What can cause network packets consisting of PUU

ethernet

We have a system which is suffering from comms outages on a gigabit ethernet network. The traffic load on the network is such as to slightly stress a 100Mb network, but there are gigabit switches and NICs and cables throughout – or so I am told by the customer who built the network we are plugging into.

We plugged in a laptop running Wireshark via a 100baseT hub and found that it reported lots of "Ethernet II" packets where the raw data, when displayed as ASCII, basically looks like this:

PUUUUUUUUUUUUUUUUUUUUUUUUUUUUUUUUUUUUUUUUU

Naturally I immediately named this issue "Network PUU" and many giggles ensued. We're all in our forties or so, but I guess some of us never grow up (guilty!)

Anyway, more seriously, other perfectly valid packets were being corrupted by this data. IPv4 headers were getting bytes replaced with U bytes as well as there being data corruption which would cause the software to reject the data, even if the IP checksums didn't fail to match. We are pretty sure that this data spewing onto the network is causing the comms outages. What we don't know is where it might be coming from.

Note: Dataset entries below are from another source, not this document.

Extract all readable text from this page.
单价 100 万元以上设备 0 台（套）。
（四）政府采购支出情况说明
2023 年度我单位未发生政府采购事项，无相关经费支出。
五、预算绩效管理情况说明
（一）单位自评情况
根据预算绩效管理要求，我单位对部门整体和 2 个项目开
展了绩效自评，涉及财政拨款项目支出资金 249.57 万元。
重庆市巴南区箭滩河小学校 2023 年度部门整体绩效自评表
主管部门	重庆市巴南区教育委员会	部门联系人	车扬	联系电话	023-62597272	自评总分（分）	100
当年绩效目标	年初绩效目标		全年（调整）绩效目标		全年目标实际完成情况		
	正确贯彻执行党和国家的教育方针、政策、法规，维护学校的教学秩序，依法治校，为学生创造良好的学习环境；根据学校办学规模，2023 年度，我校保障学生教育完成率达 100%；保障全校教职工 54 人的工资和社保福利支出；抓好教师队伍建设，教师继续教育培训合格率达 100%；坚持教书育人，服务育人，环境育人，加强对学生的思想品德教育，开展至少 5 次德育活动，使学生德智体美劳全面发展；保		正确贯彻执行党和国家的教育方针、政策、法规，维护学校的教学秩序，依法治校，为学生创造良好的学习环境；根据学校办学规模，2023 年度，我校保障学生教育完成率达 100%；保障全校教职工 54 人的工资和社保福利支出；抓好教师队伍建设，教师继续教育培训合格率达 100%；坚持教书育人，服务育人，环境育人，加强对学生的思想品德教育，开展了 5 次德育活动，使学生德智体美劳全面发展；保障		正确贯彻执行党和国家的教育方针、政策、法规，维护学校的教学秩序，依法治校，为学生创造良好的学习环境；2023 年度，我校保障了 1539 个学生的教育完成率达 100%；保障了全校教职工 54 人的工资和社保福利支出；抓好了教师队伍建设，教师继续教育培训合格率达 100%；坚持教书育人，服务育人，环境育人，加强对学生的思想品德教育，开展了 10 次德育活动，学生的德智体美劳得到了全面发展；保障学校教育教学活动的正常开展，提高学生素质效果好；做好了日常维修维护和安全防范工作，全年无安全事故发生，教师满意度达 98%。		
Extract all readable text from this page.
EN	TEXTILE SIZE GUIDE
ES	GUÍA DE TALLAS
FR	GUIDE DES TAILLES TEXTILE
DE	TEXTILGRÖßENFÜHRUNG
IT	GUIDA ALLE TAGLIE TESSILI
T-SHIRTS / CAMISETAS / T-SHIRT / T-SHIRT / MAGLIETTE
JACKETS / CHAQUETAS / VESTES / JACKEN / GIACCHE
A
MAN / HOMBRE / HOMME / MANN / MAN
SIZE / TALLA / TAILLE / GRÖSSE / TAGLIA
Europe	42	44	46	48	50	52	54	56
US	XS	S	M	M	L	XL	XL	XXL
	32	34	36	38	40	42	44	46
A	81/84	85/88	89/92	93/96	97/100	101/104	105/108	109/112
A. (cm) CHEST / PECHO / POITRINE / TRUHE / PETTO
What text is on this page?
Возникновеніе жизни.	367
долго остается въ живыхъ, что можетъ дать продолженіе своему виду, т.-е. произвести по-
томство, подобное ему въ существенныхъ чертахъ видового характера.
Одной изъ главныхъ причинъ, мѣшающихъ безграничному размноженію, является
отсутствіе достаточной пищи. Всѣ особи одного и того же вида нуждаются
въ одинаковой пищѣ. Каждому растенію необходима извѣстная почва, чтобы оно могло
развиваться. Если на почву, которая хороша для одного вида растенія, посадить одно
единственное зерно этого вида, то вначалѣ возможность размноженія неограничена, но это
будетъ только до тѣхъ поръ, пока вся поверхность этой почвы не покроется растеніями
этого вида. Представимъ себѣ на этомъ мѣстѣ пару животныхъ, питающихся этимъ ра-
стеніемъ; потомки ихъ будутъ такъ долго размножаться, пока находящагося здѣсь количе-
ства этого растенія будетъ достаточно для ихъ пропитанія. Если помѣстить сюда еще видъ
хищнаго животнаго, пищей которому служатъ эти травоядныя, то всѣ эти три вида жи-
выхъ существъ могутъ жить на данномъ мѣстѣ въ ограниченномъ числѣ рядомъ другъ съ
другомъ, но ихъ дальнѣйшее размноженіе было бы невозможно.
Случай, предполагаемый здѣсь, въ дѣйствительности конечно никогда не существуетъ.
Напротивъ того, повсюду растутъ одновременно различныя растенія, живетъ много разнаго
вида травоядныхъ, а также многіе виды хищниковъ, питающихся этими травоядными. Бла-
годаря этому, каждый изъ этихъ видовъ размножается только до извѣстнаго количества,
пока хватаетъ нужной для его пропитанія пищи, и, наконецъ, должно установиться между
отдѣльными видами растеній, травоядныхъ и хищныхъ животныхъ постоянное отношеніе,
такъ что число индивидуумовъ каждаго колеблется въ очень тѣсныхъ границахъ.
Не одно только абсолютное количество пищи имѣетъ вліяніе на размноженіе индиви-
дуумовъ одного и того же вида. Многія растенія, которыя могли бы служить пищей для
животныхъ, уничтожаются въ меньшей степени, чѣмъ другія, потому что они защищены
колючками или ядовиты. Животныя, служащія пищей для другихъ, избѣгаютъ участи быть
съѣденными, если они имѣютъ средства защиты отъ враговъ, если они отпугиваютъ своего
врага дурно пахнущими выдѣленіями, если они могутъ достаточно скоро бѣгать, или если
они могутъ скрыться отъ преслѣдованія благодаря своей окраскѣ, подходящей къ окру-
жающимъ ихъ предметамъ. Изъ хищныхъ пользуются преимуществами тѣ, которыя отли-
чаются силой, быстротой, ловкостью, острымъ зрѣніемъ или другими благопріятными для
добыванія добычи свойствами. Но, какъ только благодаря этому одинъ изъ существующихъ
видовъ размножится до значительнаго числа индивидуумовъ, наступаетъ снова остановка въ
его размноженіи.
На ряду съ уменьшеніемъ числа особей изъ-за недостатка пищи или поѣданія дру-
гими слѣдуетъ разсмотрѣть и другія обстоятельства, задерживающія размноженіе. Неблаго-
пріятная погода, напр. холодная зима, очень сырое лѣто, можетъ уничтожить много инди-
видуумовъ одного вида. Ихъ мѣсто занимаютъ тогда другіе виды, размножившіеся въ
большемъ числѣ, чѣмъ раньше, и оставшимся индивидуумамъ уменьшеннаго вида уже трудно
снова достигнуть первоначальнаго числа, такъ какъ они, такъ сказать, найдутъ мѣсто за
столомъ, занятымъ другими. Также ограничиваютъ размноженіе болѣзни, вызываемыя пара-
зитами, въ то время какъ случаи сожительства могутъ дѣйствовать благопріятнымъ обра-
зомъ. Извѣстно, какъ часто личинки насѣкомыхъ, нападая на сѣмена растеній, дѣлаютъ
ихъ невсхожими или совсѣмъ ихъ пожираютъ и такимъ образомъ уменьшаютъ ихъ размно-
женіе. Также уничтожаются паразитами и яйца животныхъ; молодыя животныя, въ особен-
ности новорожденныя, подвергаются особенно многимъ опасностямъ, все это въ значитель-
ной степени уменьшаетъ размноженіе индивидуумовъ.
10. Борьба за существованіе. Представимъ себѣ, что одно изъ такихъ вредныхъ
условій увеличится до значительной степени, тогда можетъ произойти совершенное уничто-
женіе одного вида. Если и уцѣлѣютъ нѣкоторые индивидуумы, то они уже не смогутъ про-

Has anyone ever seen this happen before? Did you solve it? Did you figure out where it came from?

====EDITED====

Added mention of the hub to the original description since, judging from the comments below, it is the most likely source of the corruption! The tool we used to try and find the network issue appears to have added a new and worse network issue.

Best Answer

Anyway, more seriously, other perfectly valid packets were being corrupted by this data. IPv4 headers were getting bytes replaced with U bytes as well as there being data corruption which would cause the software to reject the data, even if the IP checksums didn't fail to match.

It's surprising that just alternating bits (U is ASCII 0x55 or 01010101b) actually make up valid Ethernet frames or even valid IP packets. If this corruption crawls into mainly intact frames/packets as well, it can only be caused by - most likely - a faulty switch (bad buffer memory) or a faulty host (NIC or RAM).

If frame data is corrupted in transport, on the cable, the FCS extremely likely fails to verify, making the very next switch drop that frame. However, if such a frame is transported through the network with a valid FCS, it must have been corrupted before that FCS was calculated, which mandates a defective switch or host.

You'll need to trace back that traffic. If the source MAC address isn't valid or can't be checked on intermediate (unmanaged) switches you'll need to trace your way back along the cables.